Updated by Soren Stoutner about 1 year ago

Modifying the tabs when text is typed in the URL bar is not something I would consider implementing. It would be confusing to users who were typing things they didn't intend as a tab filter. (Not to mention that the standard TabLayout doesn't have any ability to do this, and extending it to do so would introduce numerous bugs in the relationship between the tabs and the page layout.)

However, if I do implement a second tab activity as described in this feature request, I was planning to add a search functionality, as it seems like a natural and easy place to do so.

Actions #10

Updated by ask low about 1 year ago

That makes sense. However I haven't quite understood what you mean by Secondary Tab Activity. Would that be another pop-up like interface under the main tab activity? If that's the case, then I would believe it'll complicate the landscape usage (as we previously discussed about the no. of rows issue).

I think it's better to overlay that secondary tab activity ontop of main tab activity, and dismiss it whenever you come out of url bar. That shouldn't interfere with main tab, as the user would type in the url bar with an intention of searching an existing tab, but not to scroll through existing tabs.

Actions #11

Updated by Soren Stoutner about 1 year ago

In Android, Activities are entirely separate screens.

https://developer.android.com/reference/android/app/Activity

Contrast this with Fragments, which can be part of a screen. An Activity often displays one or more Fragments.

https://developer.android.com/guide/fragments

Both Fragments and Activities can include Views, which are the most basic layout element.

https://developer.android.com/reference/android/view/View

In Privacy Browser, the Main Activity has the URL bar, the tab interface, and the web pages. Examples of other Activities in Privacy Browser are the Settings Activity, the Requests Activity, the Domain Settings Activity, the Import/Export Activity, the Logcat Activity, etc.

You can get some idea of how Privacy Browser is designed by looking at the names of the files in each of the subfolders.

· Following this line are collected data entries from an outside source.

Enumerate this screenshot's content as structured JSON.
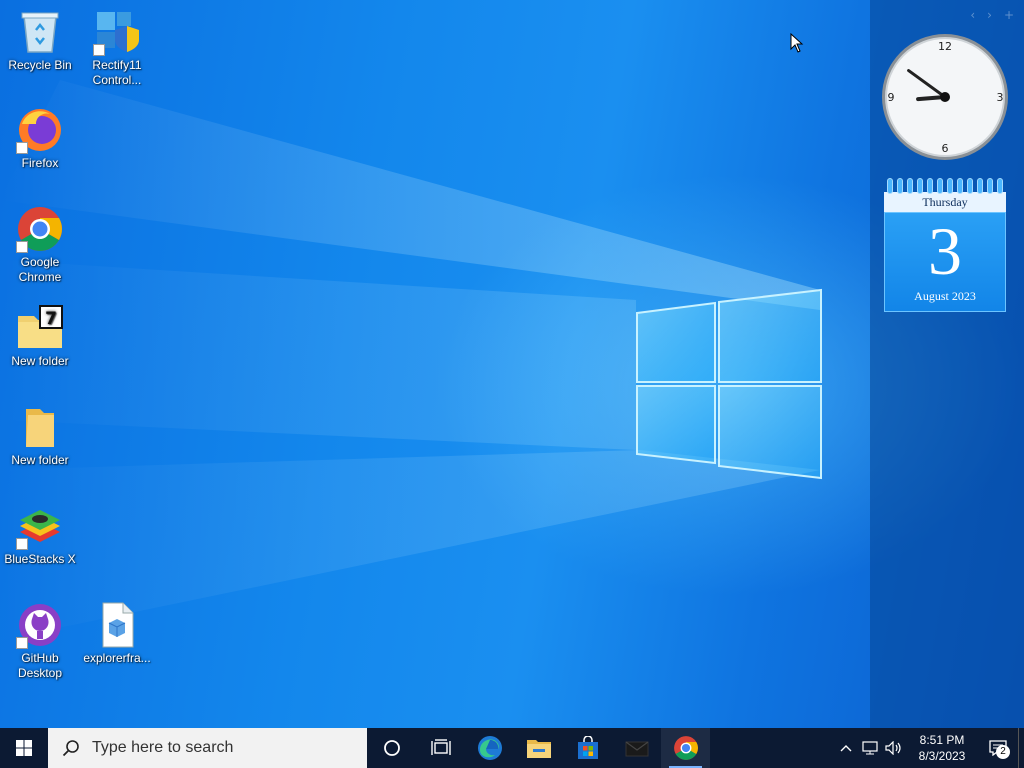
{
  "desktop": {
    "icons": [
      {
        "label": "Recycle Bin",
        "icon": "recycle-bin-icon"
      },
      {
        "label": "Rectify11 Control...",
        "icon": "control-panel-icon"
      },
      {
        "label": "Firefox",
        "icon": "firefox-icon"
      },
      {
        "label": "Google Chrome",
        "icon": "chrome-icon"
      },
      {
        "label": "New folder",
        "icon": "folder-7zip-icon"
      },
      {
        "label": "New folder",
        "icon": "folder-icon"
      },
      {
        "label": "BlueStacks X",
        "icon": "bluestacks-icon"
      },
      {
        "label": "GitHub Desktop",
        "icon": "github-desktop-icon"
      },
      {
        "label": "explorerfra...",
        "icon": "file-icon"
      }
    ]
  },
  "gadgets": {
    "clock": {
      "numbers": [
        "12",
        "3",
        "6",
        "9"
      ],
      "hour": 8,
      "minute": 51
    },
    "calendar": {
      "weekday": "Thursday",
      "day": "3",
      "month_year": "August 2023"
    },
    "nav": [
      "‹",
      "›",
      "+"
    ]
  },
  "taskbar": {
    "search_placeholder": "Type here to search",
    "apps": [
      "cortana-icon",
      "task-view-icon",
      "edge-icon",
      "file-explorer-icon",
      "store-icon",
      "mail-icon",
      "chrome-icon"
    ],
    "active_app": "chrome-icon",
    "tray": {
      "time": "8:51 PM",
      "date": "8/3/2023",
      "notification_count": "2"
    }
  },
  "colors": {
    "taskbar": "#0c1a33",
    "accent": "#1a8ff0"
  }
}
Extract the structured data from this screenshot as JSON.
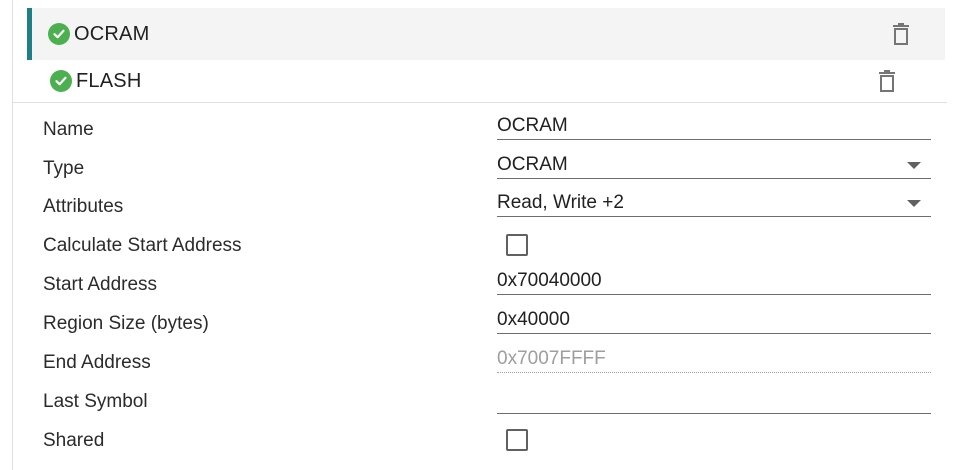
{
  "regions": [
    {
      "title": "OCRAM",
      "status": "valid",
      "action": "delete"
    },
    {
      "title": "FLASH",
      "status": "valid",
      "action": "delete"
    }
  ],
  "form": {
    "name": {
      "label": "Name",
      "value": "OCRAM"
    },
    "type": {
      "label": "Type",
      "value": "OCRAM"
    },
    "attributes": {
      "label": "Attributes",
      "value": "Read, Write +2"
    },
    "calc_start": {
      "label": "Calculate Start Address",
      "checked": false
    },
    "start_address": {
      "label": "Start Address",
      "value": "0x70040000"
    },
    "region_size": {
      "label": "Region Size (bytes)",
      "value": "0x40000"
    },
    "end_address": {
      "label": "End Address",
      "value": "0x7007FFFF"
    },
    "last_symbol": {
      "label": "Last Symbol",
      "value": ""
    },
    "shared": {
      "label": "Shared",
      "checked": false
    }
  },
  "colors": {
    "accent": "#1f7f87",
    "check_green": "#4caf50",
    "header_bg": "#f4f4f4"
  },
  "icons": {
    "status": "check-circle-icon",
    "delete": "trash-icon",
    "dropdown": "caret-down-icon"
  }
}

https://gitweb.stoutner.com/?p=PrivacyBrowserAndroid.git;a=tree;f=app/src/main/java/com/stoutner/privacybrowser;hb=HEAD

All of the Dialogs are also Fragments, but I have separated them into their own folder for ease of organization.

Actions #12

Updated by Soren Stoutner about 1 year ago

An example of what I mean by secondary tab activity can be seen with how bookmarks are currently implemented. The main activity has a bookmarks view in a drawer, which is similar to how it has a tab view.

However, I have also implemented two separate bookmark activities with additional functionality.

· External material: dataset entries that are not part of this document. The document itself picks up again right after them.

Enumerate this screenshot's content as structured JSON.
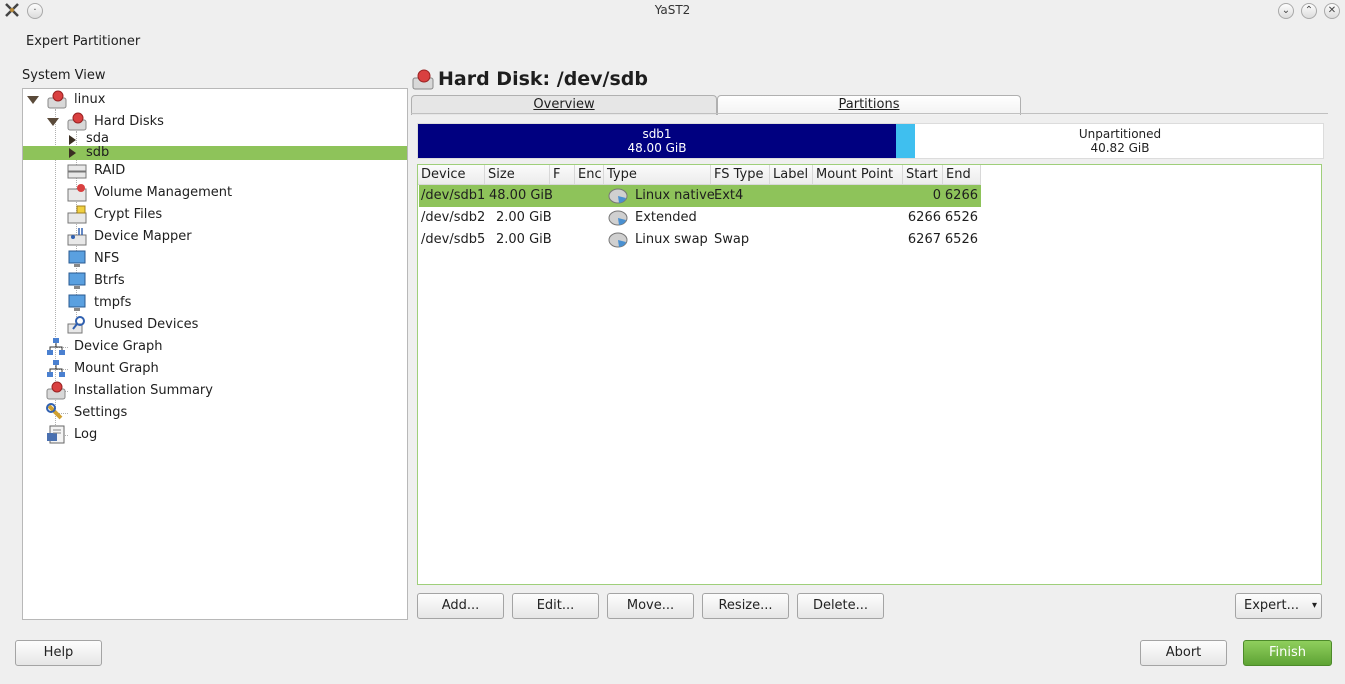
{
  "window": {
    "title": "YaST2"
  },
  "app_heading": "Expert Partitioner",
  "system_view": {
    "label": "System View",
    "tree": [
      {
        "label": "linux",
        "icon": "harddisk-icon"
      },
      {
        "label": "Hard Disks",
        "icon": "harddisk-icon"
      },
      {
        "label": "sda",
        "icon": ""
      },
      {
        "label": "sdb",
        "icon": ""
      },
      {
        "label": "RAID",
        "icon": "raid-icon"
      },
      {
        "label": "Volume Management",
        "icon": "lvm-icon"
      },
      {
        "label": "Crypt Files",
        "icon": "crypt-icon"
      },
      {
        "label": "Device Mapper",
        "icon": "device-mapper-icon"
      },
      {
        "label": "NFS",
        "icon": "nfs-icon"
      },
      {
        "label": "Btrfs",
        "icon": "btrfs-icon"
      },
      {
        "label": "tmpfs",
        "icon": "tmpfs-icon"
      },
      {
        "label": "Unused Devices",
        "icon": "unused-devices-icon"
      },
      {
        "label": "Device Graph",
        "icon": "graph-icon"
      },
      {
        "label": "Mount Graph",
        "icon": "graph-icon"
      },
      {
        "label": "Installation Summary",
        "icon": "summary-icon"
      },
      {
        "label": "Settings",
        "icon": "settings-icon"
      },
      {
        "label": "Log",
        "icon": "log-icon"
      }
    ],
    "selected": "sdb"
  },
  "main": {
    "title": "Hard Disk: /dev/sdb",
    "tabs": [
      {
        "label": "Overview"
      },
      {
        "label": "Partitions"
      }
    ],
    "active_tab": "Partitions",
    "usage_bar": {
      "sdb1": {
        "name": "sdb1",
        "size": "48.00 GiB",
        "color": "#000080"
      },
      "extended": {
        "color": "#3fbfef"
      },
      "unpartitioned": {
        "name": "Unpartitioned",
        "size": "40.82 GiB"
      }
    },
    "table": {
      "headers": [
        "Device",
        "Size",
        "F",
        "Enc",
        "Type",
        "FS Type",
        "Label",
        "Mount Point",
        "Start",
        "End"
      ],
      "rows": [
        {
          "device": "/dev/sdb1",
          "size": "48.00 GiB",
          "f": "",
          "enc": "",
          "type": "Linux native",
          "fs_type": "Ext4",
          "label": "",
          "mount": "",
          "start": "0",
          "end": "6266"
        },
        {
          "device": "/dev/sdb2",
          "size": "2.00 GiB",
          "f": "",
          "enc": "",
          "type": "Extended",
          "fs_type": "",
          "label": "",
          "mount": "",
          "start": "6266",
          "end": "6526"
        },
        {
          "device": "/dev/sdb5",
          "size": "2.00 GiB",
          "f": "",
          "enc": "",
          "type": "Linux swap",
          "fs_type": "Swap",
          "label": "",
          "mount": "",
          "start": "6267",
          "end": "6526"
        }
      ],
      "selected_row": 0
    },
    "buttons": {
      "add": "Add...",
      "edit": "Edit...",
      "move": "Move...",
      "resize": "Resize...",
      "delete": "Delete...",
      "expert": "Expert..."
    }
  },
  "footer": {
    "help": "Help",
    "abort": "Abort",
    "finish": "Finish"
  },
  "colors": {
    "selection": "#8ec35a",
    "primary_button": "#6cb23e"
  }
}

Something similar is what is being discussed in this feature request, which is a secondary activity that could be launched that would present the tabs in a different fashion that would make it easier to work with large numbers of tabs at once.

Actions #13

Updated by Soren Stoutner about 1 year ago

Regarding the URL bar, I am fundamentally opposed to anything popping up or changing anywhere on the screen when the user types in the URL bar. I dislike it when other browser do that and I can't imagine anything that would justify implementing such bothersome behavior in Privacy Browser.

Actions #14

Updated by ask low about 1 year ago

I can understand your decision. I thought it could've been better if feature activities like these, would integrate well if they're interactive within the existing interface itself.
Although, sticking to the standard guidelines is one way to keep the codebase simple & keep UI/UX consistent throughout the wide range of Android devices.
I didn't knew how restrictive the Android standard libraries were.

Actions #15

Updated by v ... about 1 year ago

Just so you know, I often open a lot of tabs, so I'm interested having the secondary tab activity implemented. It'll allow us to easily jump from one tab to another. Thank you for considering implementing this feature.

Actions #16

Updated by ask low about 1 year ago

Although it's good to have tab searching, currently I restrict the no of tabs I concurrently have inorder to have less clutter.
It's overall a better practice to close unwanted tabs frequently in web surfing, especially for a privacy oriented surfing.

My device has 6 gigs of ddr4. So sometimes I feel like I'm not reaping it's full potential though.